Num fragmento atribuído a Hesíodo, encontra-se uma história sobre a origem dos habitantes da ilha de Egina, segundo a qual a deusa Egina teve um filho com Zeus, Éaco, que ficou inteiramente só na ilha. Ao tornar-se adulto, a solidão o aborrecia. Para acabar com essa solidão, Zeus converteu as formigas da ilha em homens e mulheres, concedendo a Éaco um povo chamado urirmidões.
Havia também mitos sobre relações entre pais e filhos. Um exemplo é o mito de Édipo, que foi tratado pelo dramaturgo Sófocles na tragédia Édipo-Rei.
É dipo era filho do rei de Tebas, Laio, e sem saber matou seu próprio pai, casando-se com sua mãe, Jocasta, que ele não conhecia. Tudo isso aconteceu porque quando Édipo nasceu seus pais foram informados de uma profecia que relatava seu destino. Para evitá-lo, ordenaram a um criado que matasse o menino. Porém, penalizado com a sorte de Édipo, ele o entregou a um casal de camponeses que morava longe de Tebas para que o criassem. Édipo soube da profecia quando se tornou adulto. Saiu então da casa de seus pais adotivos para evitar a tragédia, ignorando que aqueles não eram seus legítimos genitores. Eis que, perambulando pelos caminhos da Grécia, encontrou-se com Laio e seu séquito, que, insolentemente, ordenou que saísse da estrada. Édipo reagiu e matou os integrantes do grupo, sem saber que estava matando seu verdadeiro pai.

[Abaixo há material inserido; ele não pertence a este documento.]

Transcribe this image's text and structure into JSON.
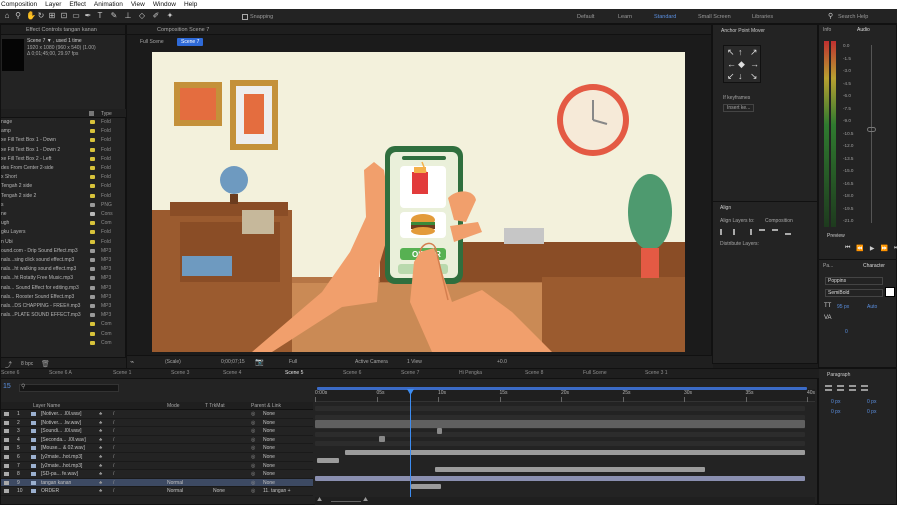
{
  "menu": [
    "Composition",
    "Layer",
    "Effect",
    "Animation",
    "View",
    "Window",
    "Help"
  ],
  "toolbar": {
    "snapping": "Snapping",
    "workspaces": [
      "Default",
      "Learn",
      "Standard",
      "Small Screen",
      "Libraries"
    ],
    "active_workspace": "Standard",
    "search": "Search Help"
  },
  "project": {
    "tab": "Effect Controls tangan kanan",
    "comp_name": "Scene 7 ▼ , used 1 time",
    "comp_info": [
      "1920 x 1080  (960 x 540) (1.00)",
      "Δ 0;01;45;00, 29.97 fps"
    ],
    "col_name": "Name",
    "col_type": "Type",
    "rows": [
      {
        "name": "nage",
        "color": "#d7c23a",
        "type": "Fold"
      },
      {
        "name": "amp",
        "color": "#d7c23a",
        "type": "Fold"
      },
      {
        "name": "xe Fill Text Box 1 - Down",
        "color": "#d7c23a",
        "type": "Fold"
      },
      {
        "name": "xe Fill Text Box 1 - Down 2",
        "color": "#d7c23a",
        "type": "Fold"
      },
      {
        "name": "xe Fill Text Box 2 - Left",
        "color": "#d7c23a",
        "type": "Fold"
      },
      {
        "name": "des From Center 2-side",
        "color": "#d7c23a",
        "type": "Fold"
      },
      {
        "name": "x Short",
        "color": "#d7c23a",
        "type": "Fold"
      },
      {
        "name": "Tengah 2 side",
        "color": "#d7c23a",
        "type": "Fold"
      },
      {
        "name": "Tengah 2 side 2",
        "color": "#d7c23a",
        "type": "Fold"
      },
      {
        "name": "s",
        "color": "#9a9a9a",
        "type": "PNG"
      },
      {
        "name": "ne",
        "color": "#b8b8b8",
        "type": "Cons"
      },
      {
        "name": "ugh",
        "color": "#d7c23a",
        "type": "Com"
      },
      {
        "name": "gku Layers",
        "color": "#d7c23a",
        "type": "Fold"
      },
      {
        "name": "n Ubi",
        "color": "#d7c23a",
        "type": "Fold"
      },
      {
        "name": "ound.com - Drip Sound Effect.mp3",
        "color": "#9a9a9a",
        "type": "MP3"
      },
      {
        "name": "nals...sing click sound effect.mp3",
        "color": "#9a9a9a",
        "type": "MP3"
      },
      {
        "name": "nals...ht walking sound effect.mp3",
        "color": "#9a9a9a",
        "type": "MP3"
      },
      {
        "name": "nals...ht Rotatty Free Music.mp3",
        "color": "#9a9a9a",
        "type": "MP3"
      },
      {
        "name": "nals... Sound Effect for editing.mp3",
        "color": "#9a9a9a",
        "type": "MP3"
      },
      {
        "name": "nals... Rooster Sound Effect.mp3",
        "color": "#9a9a9a",
        "type": "MP3"
      },
      {
        "name": "nals...DS CHAPPING - FREE#.mp3",
        "color": "#9a9a9a",
        "type": "MP3"
      },
      {
        "name": "nals...PLATE SOUND EFFECT.mp3",
        "color": "#9a9a9a",
        "type": "MP3"
      },
      {
        "name": "",
        "color": "#d7c23a",
        "type": "Com"
      },
      {
        "name": "",
        "color": "#d7c23a",
        "type": "Com"
      },
      {
        "name": "",
        "color": "#d7c23a",
        "type": "Com"
      }
    ],
    "bpc": "8 bpc"
  },
  "viewer": {
    "tab": "Composition Scene 7",
    "breadcrumbs": [
      "Full Scene",
      "Scene 7"
    ],
    "zoom": "(Scale)",
    "timecode": "0;00;07;15",
    "resolution": "Full",
    "camera": "Active Camera",
    "views": "1 View",
    "exposure": "+0.0",
    "order_label": "ORDER"
  },
  "anchor_panel": {
    "title": "Anchor Point Mover",
    "keyframes": "If keyframes",
    "insert": "Insert ke..."
  },
  "align_panel": {
    "title": "Align",
    "align_to": "Align Layers to:",
    "align_target": "Composition",
    "distribute": "Distribute Layers:"
  },
  "info_audio": {
    "tabs": [
      "Info",
      "Audio"
    ],
    "meter": [
      "0.0",
      "-1.5",
      "-3.0",
      "-4.5",
      "-6.0",
      "-7.5",
      "-9.0",
      "-10.5",
      "-12.0",
      "-13.5",
      "-15.0",
      "-16.5",
      "-18.0",
      "-19.5",
      "-21.0"
    ]
  },
  "preview": {
    "title": "Preview"
  },
  "character": {
    "tabs": [
      "Pa...",
      "Character"
    ],
    "font": "Poppins",
    "style": "SemiBold",
    "size": "95 px",
    "leading": "Auto",
    "tracking": "0"
  },
  "paragraph": {
    "title": "Paragraph",
    "indent": "0 px"
  },
  "timeline": {
    "tabs": [
      "Scene 6",
      "Scene 6 A",
      "Scene 1",
      "Scene 3",
      "Scene 4",
      "Scene 5",
      "Scene 6",
      "Scene 7",
      "Hi Pengka",
      "Scene 8",
      "Full Scene",
      "Scene 3 1"
    ],
    "active_tab": "Scene 5",
    "timecode": "15",
    "col_layer": "Layer Name",
    "col_mode": "Mode",
    "col_trkmat": "T  TrkMat",
    "col_parent": "Parent & Link",
    "ruler": [
      "0:00s",
      "05s",
      "10s",
      "15s",
      "20s",
      "25s",
      "30s",
      "35s",
      "40s"
    ],
    "layers": [
      {
        "num": "1",
        "name": "[Notiver... .l0l.wav]",
        "parent": "None",
        "sel": false
      },
      {
        "num": "2",
        "name": "[Notiver... .lw.wav]",
        "parent": "None",
        "sel": false
      },
      {
        "num": "3",
        "name": "[Soundi... .l0l.wav]",
        "parent": "None",
        "sel": false
      },
      {
        "num": "4",
        "name": "[Seconda... .l0l.wav]",
        "parent": "None",
        "sel": false
      },
      {
        "num": "5",
        "name": "[Mouse... & 02.wav]",
        "parent": "None",
        "sel": false
      },
      {
        "num": "6",
        "name": "[y2mate...hot.mp3]",
        "parent": "None",
        "sel": false
      },
      {
        "num": "7",
        "name": "[y2mate...hot.mp3]",
        "parent": "None",
        "sel": false
      },
      {
        "num": "8",
        "name": "[SD-pa... fe.wav]",
        "parent": "None",
        "sel": false
      },
      {
        "num": "9",
        "name": "tangan kanan",
        "mode": "Normal",
        "parent": "None",
        "sel": true
      },
      {
        "num": "10",
        "name": "ORDER",
        "mode": "Normal",
        "trkmat": "None",
        "parent": "11. tangan +",
        "sel": false
      }
    ]
  },
  "colors": {
    "accent": "#2e6ad8",
    "playhead": "#3d8cf0",
    "canvas_bg": "#f3f1dc",
    "phone": "#2f6f3e"
  }
}
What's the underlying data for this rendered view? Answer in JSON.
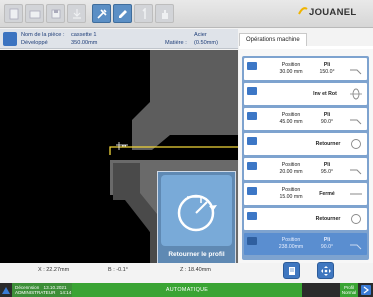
{
  "toolbar": {
    "logo": "JOUANEL"
  },
  "info": {
    "piece_label": "Nom de la pièce :",
    "piece_value": "cassette 1",
    "developpe_label": "Développé",
    "developpe_value": "350.00mm",
    "matiere_label": "Matière :",
    "matiere_value": "Acier",
    "matiere_thickness": "(0.50mm)"
  },
  "tab": {
    "label": "Opérations machine"
  },
  "operations": [
    {
      "num": "1",
      "pos_label": "Position",
      "pos_value": "30.00 mm",
      "pli_label": "Pli",
      "pli_value": "150.0°",
      "icon": "bend-icon"
    },
    {
      "num": "2",
      "action": "Inv et Rot",
      "icon": "invert-rotate-icon"
    },
    {
      "num": "3",
      "pos_label": "Position",
      "pos_value": "45.00 mm",
      "pli_label": "Pli",
      "pli_value": "90.0°",
      "icon": "bend-icon"
    },
    {
      "num": "4",
      "action": "Retourner",
      "icon": "rotate-icon"
    },
    {
      "num": "5",
      "pos_label": "Position",
      "pos_value": "20.00 mm",
      "pli_label": "Pli",
      "pli_value": "95.0°",
      "icon": "bend-icon"
    },
    {
      "num": "6",
      "pos_label": "Position",
      "pos_value": "15.00 mm",
      "action": "Fermé",
      "icon": "close-bend-icon"
    },
    {
      "num": "7",
      "action": "Retourner",
      "icon": "rotate-icon"
    },
    {
      "num": "8",
      "pos_label": "Position",
      "pos_value": "238.00mm",
      "pli_label": "Pli",
      "pli_value": "90.0°",
      "icon": "bend-icon",
      "selected": true
    }
  ],
  "coords": {
    "x": "X : 22.27mm",
    "b": "B : -0.1°",
    "z": "Z : 18.40mm"
  },
  "popup": {
    "caption": "Retourner le profil"
  },
  "status": {
    "line1": "Décennsion",
    "date": "13.10.2021",
    "line2": "ADMINISTRATEUR",
    "time": "14:14",
    "mode": "AUTOMATIQUE",
    "profil_1": "Profil",
    "profil_2": "Normal"
  },
  "colors": {
    "accent": "#3c77c6",
    "status_green": "#3aa434",
    "highlight_yellow": "#f1d53a"
  }
}
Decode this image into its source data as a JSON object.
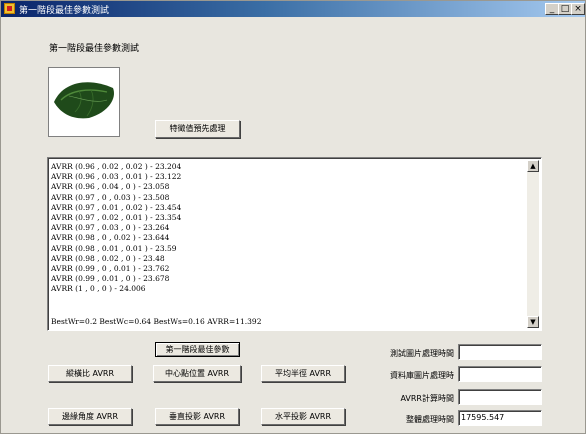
{
  "window": {
    "title": "第一階段最佳參數測試"
  },
  "titlebar_buttons": {
    "minimize": "_",
    "maximize": "□",
    "close": "×"
  },
  "form": {
    "label": "第一階段最佳參數測試"
  },
  "picture": {
    "icon": "leaf-image"
  },
  "buttons": {
    "preprocess": "特徵值預先處理",
    "stage1_best": "第一階段最佳參數",
    "aspect_ratio": "縱橫比 AVRR",
    "centroid": "中心點位置 AVRR",
    "mean_radius": "平均半徑 AVRR",
    "edge_angle": "邊緣角度 AVRR",
    "vertical_proj": "垂直投影 AVRR",
    "horizontal_proj": "水平投影 AVRR"
  },
  "results": {
    "lines": [
      "AVRR (0.96 , 0.02 , 0.02 ) - 23.204",
      "AVRR (0.96 , 0.03 , 0.01 ) - 23.122",
      "AVRR (0.96 , 0.04 , 0 ) - 23.058",
      "AVRR (0.97 , 0 , 0.03 ) - 23.508",
      "AVRR (0.97 , 0.01 , 0.02 ) - 23.454",
      "AVRR (0.97 , 0.02 , 0.01 ) - 23.354",
      "AVRR (0.97 , 0.03 , 0 ) - 23.264",
      "AVRR (0.98 , 0 , 0.02 ) - 23.644",
      "AVRR (0.98 , 0.01 , 0.01 ) - 23.59",
      "AVRR (0.98 , 0.02 , 0 ) - 23.48",
      "AVRR (0.99 , 0 , 0.01 ) - 23.762",
      "AVRR (0.99 , 0.01 , 0 ) - 23.678",
      "AVRR (1 , 0 , 0 ) - 24.006"
    ],
    "summary": "BestWr=0.2  BestWc=0.64  BestWs=0.16  AVRR=11.392",
    "scroll_up": "▲",
    "scroll_down": "▼"
  },
  "timings": {
    "test_image_label": "測試圖片處理時間",
    "db_image_label": "資料庫圖片處理時",
    "avrr_label": "AVRR計算時間",
    "total_label": "整體處理時間",
    "test_image_value": "",
    "db_image_value": "",
    "avrr_value": "",
    "total_value": "17595.547"
  }
}
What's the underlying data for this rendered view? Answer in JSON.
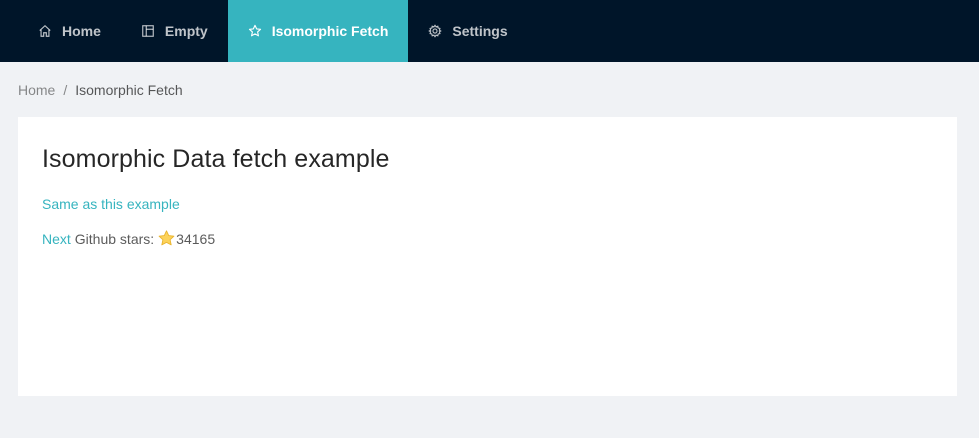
{
  "nav": {
    "items": [
      {
        "label": "Home",
        "icon": "home-icon"
      },
      {
        "label": "Empty",
        "icon": "layout-icon"
      },
      {
        "label": "Isomorphic Fetch",
        "icon": "star-outline-icon",
        "active": true
      },
      {
        "label": "Settings",
        "icon": "gear-icon"
      }
    ]
  },
  "breadcrumb": {
    "home": "Home",
    "separator": "/",
    "current": "Isomorphic Fetch"
  },
  "main": {
    "title": "Isomorphic Data fetch example",
    "example_link": "Same as this example",
    "next_link": "Next",
    "stars_label": "Github stars:",
    "stars_icon": "star-icon",
    "stars_count": "34165"
  },
  "colors": {
    "nav_bg": "#001529",
    "accent": "#36b4bf",
    "page_bg": "#f0f2f5"
  }
}
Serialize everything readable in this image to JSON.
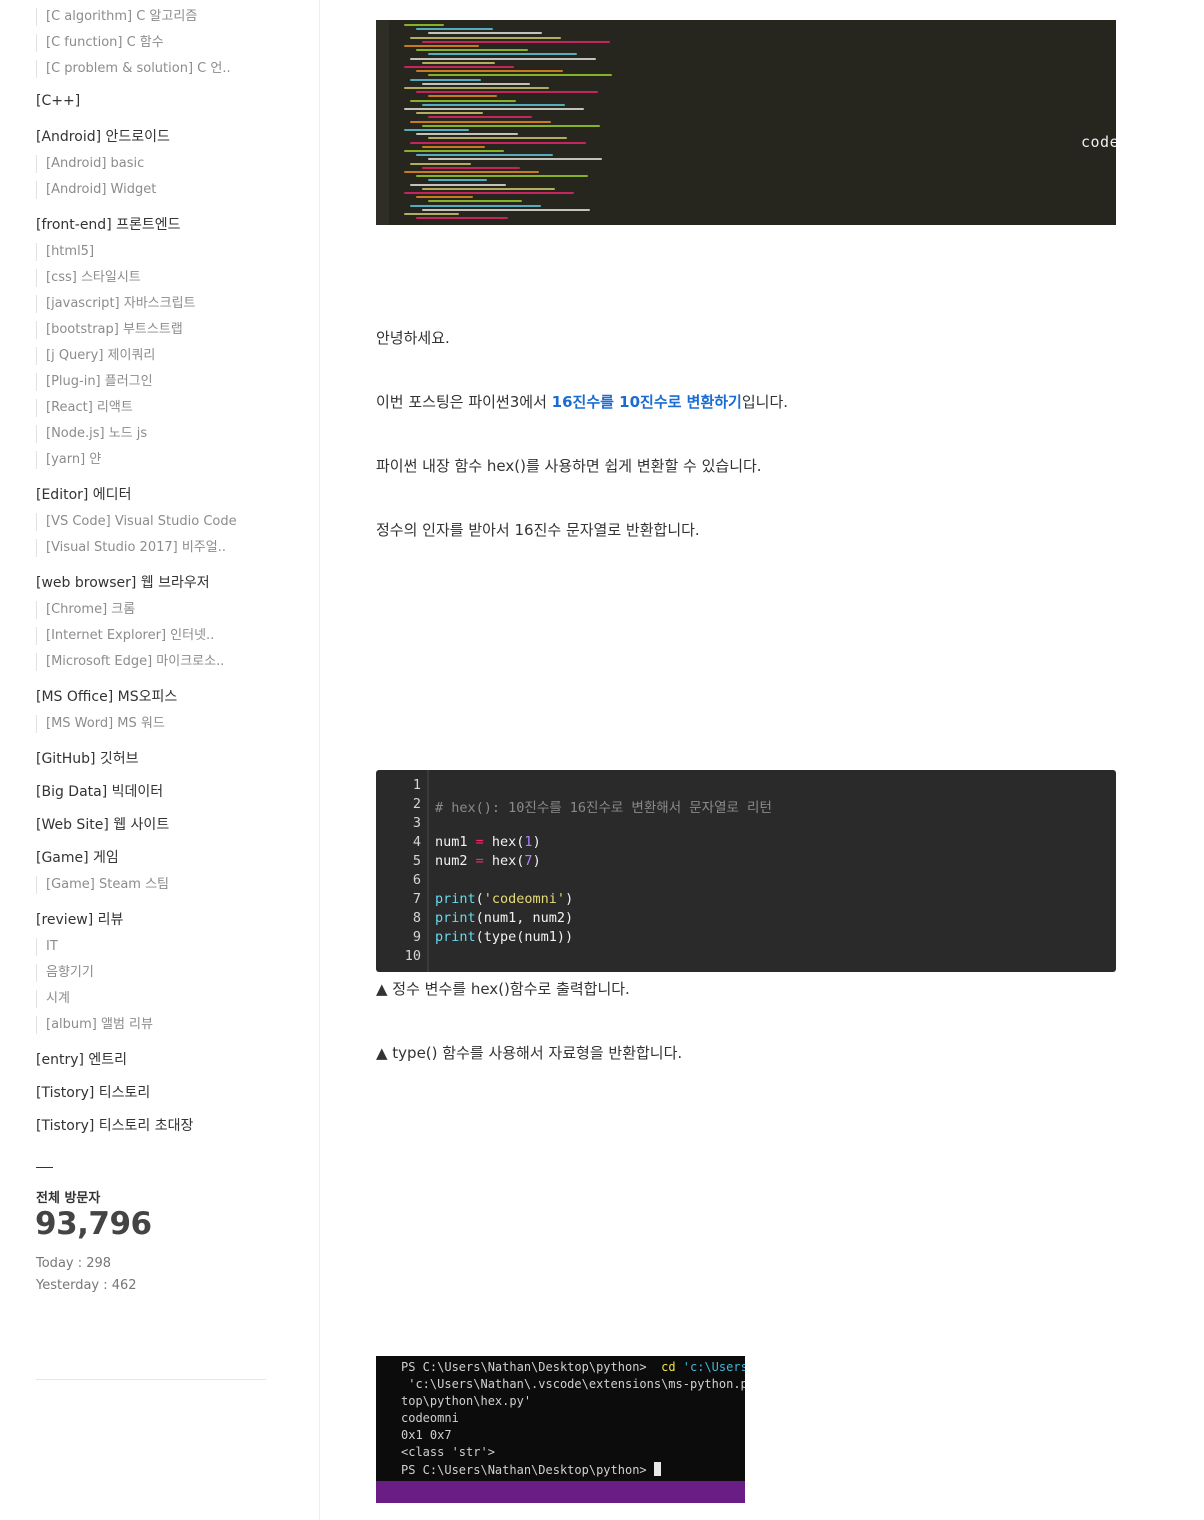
{
  "sidebar": {
    "items": [
      {
        "label": "[C algorithm] C 알고리즘",
        "level": "sub"
      },
      {
        "label": "[C function] C 함수",
        "level": "sub"
      },
      {
        "label": "[C problem & solution] C 언..",
        "level": "sub"
      },
      {
        "label": "[C++]",
        "level": "category"
      },
      {
        "label": "[Android] 안드로이드",
        "level": "category"
      },
      {
        "label": "[Android] basic",
        "level": "sub"
      },
      {
        "label": "[Android] Widget",
        "level": "sub"
      },
      {
        "label": "[front-end] 프론트엔드",
        "level": "category"
      },
      {
        "label": "[html5]",
        "level": "sub"
      },
      {
        "label": "[css] 스타일시트",
        "level": "sub"
      },
      {
        "label": "[javascript] 자바스크립트",
        "level": "sub"
      },
      {
        "label": "[bootstrap] 부트스트랩",
        "level": "sub"
      },
      {
        "label": "[j Query] 제이쿼리",
        "level": "sub"
      },
      {
        "label": "[Plug-in] 플러그인",
        "level": "sub"
      },
      {
        "label": "[React] 리액트",
        "level": "sub"
      },
      {
        "label": "[Node.js] 노드 js",
        "level": "sub"
      },
      {
        "label": "[yarn] 얀",
        "level": "sub"
      },
      {
        "label": "[Editor] 에디터",
        "level": "category"
      },
      {
        "label": "[VS Code] Visual Studio Code",
        "level": "sub"
      },
      {
        "label": "[Visual Studio 2017] 비주얼..",
        "level": "sub"
      },
      {
        "label": "[web browser] 웹 브라우저",
        "level": "category"
      },
      {
        "label": "[Chrome] 크롬",
        "level": "sub"
      },
      {
        "label": "[Internet Explorer] 인터넷..",
        "level": "sub"
      },
      {
        "label": "[Microsoft Edge] 마이크로소..",
        "level": "sub"
      },
      {
        "label": "[MS Office] MS오피스",
        "level": "category"
      },
      {
        "label": "[MS Word] MS 워드",
        "level": "sub"
      },
      {
        "label": "[GitHub] 깃허브",
        "level": "category"
      },
      {
        "label": "[Big Data] 빅데이터",
        "level": "category"
      },
      {
        "label": "[Web Site] 웹 사이트",
        "level": "category"
      },
      {
        "label": "[Game] 게임",
        "level": "category"
      },
      {
        "label": "[Game] Steam 스팀",
        "level": "sub"
      },
      {
        "label": "[review] 리뷰",
        "level": "category"
      },
      {
        "label": "IT",
        "level": "sub"
      },
      {
        "label": "음향기기",
        "level": "sub"
      },
      {
        "label": "시계",
        "level": "sub"
      },
      {
        "label": "[album] 앨범 리뷰",
        "level": "sub"
      },
      {
        "label": "[entry] 엔트리",
        "level": "category"
      },
      {
        "label": "[Tistory] 티스토리",
        "level": "category"
      },
      {
        "label": "[Tistory] 티스토리 초대장",
        "level": "category"
      }
    ],
    "visitors": {
      "title": "전체 방문자",
      "total": "93,796",
      "today_label": "Today : 298",
      "yesterday_label": "Yesterday : 462"
    }
  },
  "main": {
    "top_image": {
      "watermark": "codeomni"
    },
    "greeting": "안녕하세요.",
    "intro_before": "이번 포스팅은 파이썬3에서 ",
    "intro_highlight": "16진수를 10진수로 변환하기",
    "intro_after": "입니다.",
    "para_hex": "파이썬 내장 함수 hex()를 사용하면 쉽게 변환할 수 있습니다.",
    "para_return": "정수의 인자를 받아서 16진수 문자열로 반환합니다.",
    "code": {
      "line_numbers": [
        "1",
        "2",
        "3",
        "4",
        "5",
        "6",
        "7",
        "8",
        "9",
        "10"
      ],
      "comment": "# hex(): 10진수를 16진수로 변환해서 문자열로 리턴",
      "l4_var": "num1",
      "l4_op": " = ",
      "l4_fn": "hex(",
      "l4_num": "1",
      "l4_close": ")",
      "l5_var": "num2",
      "l5_op": " = ",
      "l5_fn": "hex(",
      "l5_num": "7",
      "l5_close": ")",
      "l7_kw": "print",
      "l7_open": "(",
      "l7_str": "'codeomni'",
      "l7_close": ")",
      "l8_kw": "print",
      "l8_rest": "(num1, num2)",
      "l9_kw": "print",
      "l9_rest": "(type(num1))"
    },
    "caption_hex": "▲ 정수 변수를 hex()함수로 출력합니다.",
    "caption_type": "▲ type() 함수를 사용해서 자료형을 반환합니다.",
    "terminal": {
      "l1_prompt": "PS C:\\Users\\Nathan\\Desktop\\python>  ",
      "l1_cmd": "cd",
      "l1_path": " 'c:\\Users\\",
      "l2": " 'c:\\Users\\Nathan\\.vscode\\extensions\\ms-python.py",
      "l3": "top\\python\\hex.py'",
      "l4": "codeomni",
      "l5": "0x1 0x7",
      "l6": "<class 'str'>",
      "l7_prompt": "PS C:\\Users\\Nathan\\Desktop\\python> "
    }
  }
}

Continuou a viagem até chegar a Tebas, dominada por uma Esfinge, que devorava as pessoas que não decifrassem seu enigma: “Qual o animal que anda com quatro patas ao amanhecer, duas ao meio dia e três ao entardecer?”. Édipo decifrou o enigma, respondendo: o homem. A Esfinge morreu, Édipo tornou-se herói de Tebas e casou-se com a rainha, Jocasta, a mãe que desconhecia.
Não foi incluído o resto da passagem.